Women Talking

Éditions, traductions, adaptations : Women Talking est paru pour la première fois chez Knopf Canada en 2018. Le roman a été traduit en français par Lori St-Martin et Paul Gagné en 2019 sous le titre Ce qu’elles disent et est paru au Québec chez Boréal en 2019 et chez Buchet-Chastel en France en 2019. Le roman a connu plusieurs rééditions autant au Canada qu’en France. Il a été adapté au cinéma par Sarah Polley en 2022.

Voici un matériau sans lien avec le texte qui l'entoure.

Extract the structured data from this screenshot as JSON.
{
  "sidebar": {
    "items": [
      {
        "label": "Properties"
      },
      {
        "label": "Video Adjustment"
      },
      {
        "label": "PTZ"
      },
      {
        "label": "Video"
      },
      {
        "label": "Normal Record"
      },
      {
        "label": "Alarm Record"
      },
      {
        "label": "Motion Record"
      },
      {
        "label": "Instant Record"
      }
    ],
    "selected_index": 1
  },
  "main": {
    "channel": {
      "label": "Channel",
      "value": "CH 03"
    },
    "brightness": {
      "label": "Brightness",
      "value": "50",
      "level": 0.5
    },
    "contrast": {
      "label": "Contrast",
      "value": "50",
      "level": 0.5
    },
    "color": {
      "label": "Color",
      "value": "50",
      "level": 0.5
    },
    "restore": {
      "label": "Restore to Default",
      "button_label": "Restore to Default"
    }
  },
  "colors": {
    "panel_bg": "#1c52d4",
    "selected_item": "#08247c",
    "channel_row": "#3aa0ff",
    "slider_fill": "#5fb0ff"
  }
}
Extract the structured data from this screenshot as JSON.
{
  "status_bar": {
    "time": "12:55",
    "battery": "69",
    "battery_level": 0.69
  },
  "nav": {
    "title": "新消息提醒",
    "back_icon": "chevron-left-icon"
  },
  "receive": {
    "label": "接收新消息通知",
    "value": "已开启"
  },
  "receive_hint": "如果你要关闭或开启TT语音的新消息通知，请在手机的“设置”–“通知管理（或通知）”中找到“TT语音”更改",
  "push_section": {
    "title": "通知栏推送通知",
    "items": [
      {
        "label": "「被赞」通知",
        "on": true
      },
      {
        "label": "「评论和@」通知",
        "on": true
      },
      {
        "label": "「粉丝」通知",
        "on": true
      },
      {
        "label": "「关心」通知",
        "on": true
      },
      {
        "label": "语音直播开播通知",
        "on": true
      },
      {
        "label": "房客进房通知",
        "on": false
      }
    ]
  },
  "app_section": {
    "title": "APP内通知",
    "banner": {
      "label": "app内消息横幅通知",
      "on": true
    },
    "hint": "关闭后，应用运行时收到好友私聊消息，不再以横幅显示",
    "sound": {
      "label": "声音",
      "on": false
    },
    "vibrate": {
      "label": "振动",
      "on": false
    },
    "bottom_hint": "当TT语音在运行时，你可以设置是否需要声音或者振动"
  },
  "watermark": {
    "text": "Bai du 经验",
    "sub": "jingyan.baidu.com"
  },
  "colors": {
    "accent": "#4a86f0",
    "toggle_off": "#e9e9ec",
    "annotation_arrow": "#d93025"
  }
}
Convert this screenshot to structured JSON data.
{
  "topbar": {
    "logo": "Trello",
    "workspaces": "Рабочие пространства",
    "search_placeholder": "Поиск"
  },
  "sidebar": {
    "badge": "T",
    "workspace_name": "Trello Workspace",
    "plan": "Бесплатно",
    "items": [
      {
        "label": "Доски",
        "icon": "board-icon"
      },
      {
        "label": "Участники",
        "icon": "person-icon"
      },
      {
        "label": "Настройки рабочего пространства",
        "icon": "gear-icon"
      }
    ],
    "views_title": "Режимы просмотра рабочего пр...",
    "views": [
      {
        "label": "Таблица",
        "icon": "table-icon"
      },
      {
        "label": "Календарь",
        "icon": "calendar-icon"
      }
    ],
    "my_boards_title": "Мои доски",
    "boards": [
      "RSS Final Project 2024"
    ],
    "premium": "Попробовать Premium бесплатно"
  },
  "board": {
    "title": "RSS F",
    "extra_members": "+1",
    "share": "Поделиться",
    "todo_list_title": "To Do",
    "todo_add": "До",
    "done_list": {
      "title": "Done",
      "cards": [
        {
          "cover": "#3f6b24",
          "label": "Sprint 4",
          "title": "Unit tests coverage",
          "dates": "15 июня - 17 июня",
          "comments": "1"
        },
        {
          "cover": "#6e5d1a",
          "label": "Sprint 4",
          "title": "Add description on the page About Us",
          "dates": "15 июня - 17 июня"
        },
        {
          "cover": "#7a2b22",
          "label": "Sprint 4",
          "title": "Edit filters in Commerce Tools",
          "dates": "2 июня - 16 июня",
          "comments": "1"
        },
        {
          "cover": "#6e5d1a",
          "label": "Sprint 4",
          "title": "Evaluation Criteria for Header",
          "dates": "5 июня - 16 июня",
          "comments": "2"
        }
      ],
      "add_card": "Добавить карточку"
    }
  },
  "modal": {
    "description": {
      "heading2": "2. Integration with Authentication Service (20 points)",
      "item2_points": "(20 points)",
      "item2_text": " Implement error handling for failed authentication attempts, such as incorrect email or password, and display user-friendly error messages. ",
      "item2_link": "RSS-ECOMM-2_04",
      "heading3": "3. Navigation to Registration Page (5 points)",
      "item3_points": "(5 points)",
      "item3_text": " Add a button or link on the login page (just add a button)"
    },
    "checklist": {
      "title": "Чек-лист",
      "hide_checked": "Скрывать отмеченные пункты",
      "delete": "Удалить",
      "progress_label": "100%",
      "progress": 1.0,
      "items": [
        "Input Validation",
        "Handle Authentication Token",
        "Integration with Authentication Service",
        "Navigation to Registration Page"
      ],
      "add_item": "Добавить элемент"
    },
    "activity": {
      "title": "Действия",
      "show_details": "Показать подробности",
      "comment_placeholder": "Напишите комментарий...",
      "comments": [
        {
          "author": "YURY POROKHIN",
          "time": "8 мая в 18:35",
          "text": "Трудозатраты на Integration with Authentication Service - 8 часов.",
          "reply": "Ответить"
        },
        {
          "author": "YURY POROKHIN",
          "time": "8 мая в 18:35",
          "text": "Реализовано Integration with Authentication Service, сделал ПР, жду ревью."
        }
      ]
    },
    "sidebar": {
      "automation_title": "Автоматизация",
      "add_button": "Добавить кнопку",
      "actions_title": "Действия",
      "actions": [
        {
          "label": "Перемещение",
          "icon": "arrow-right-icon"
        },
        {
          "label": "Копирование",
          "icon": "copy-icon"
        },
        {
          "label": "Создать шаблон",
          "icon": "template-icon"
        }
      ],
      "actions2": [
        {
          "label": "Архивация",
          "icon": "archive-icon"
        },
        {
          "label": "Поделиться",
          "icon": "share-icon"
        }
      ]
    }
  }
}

Résumé : L’écriture de Women Talking s’inspire des agressions sexuelles commises, entre 2005 et 2009, par huit hommes sur de nombreuses filles et femmes de la colonie mennonite Manitoba, située en Bolivie. Alors que ces dernières dorment, des hommes leur administrent un anesthésiant pour bétail et les violent. Au réveil, elles constatent les douleurs, les blessures et le sang. Lorsqu’elles en parlent à leur mari et au bishop, ils leur répondent qu’il s’agit de démons venant les punir de leur péché ou encore de leur imagination féminine. Une nuit, l’un des agresseurs est attrapé par des femmes, puis le lendemain une autre agresse physiquement les hommes impliqués dans les crimes. Ces derniers sont amenés au commissariat de police situé en ville, afin d’être protégés. Alors que tous les hommes de la colonie, à l’exception du professeur August, quittent deux jours pour aller payer leur caution et les ramener, les femmes décident de tenir une discussion concernant leur avenir. Trois options se présentent à elles : rester et ne rien faire, rester et se battre ou quitter la colonie. Le roman se présente comme la transcription, rédigée par le professeur, des débats et réflexions de huit femmes qui tentent d’arriver à un consensus alors que le temps presse. Les représentations des VACS dans l’œuvre brosse le portrait de l’infériorité de la femme dans la communauté Mennonite. La comparaison entre la femme et l’animal est établie à plusieurs reprises : les agresseurs utilisent un anesthésiant pour bétail sur les victimes; lors de discussions, les femmes affirment être moins bien traitées que les animaux et se réfèrent aux chevaux, entre autres, pour identifier les comportements à adopter en cas d’attaques; elles se demandent également si, au final, elles ne sont pas des animaux. La violence est également liée aux dogmes mennonites ; lorsqu’elles rapportent les agressions subies dans leur sommeil à leur mari et au bishop, ces derniers leur répondent qu’il s’agit sans doute de démons qui les punissent de leurs péchés. L’usage du détournement cognitif, appuyé par leurs croyances et valeurs, les poussent à se sentir coupables plutôt qu’à s’insurger.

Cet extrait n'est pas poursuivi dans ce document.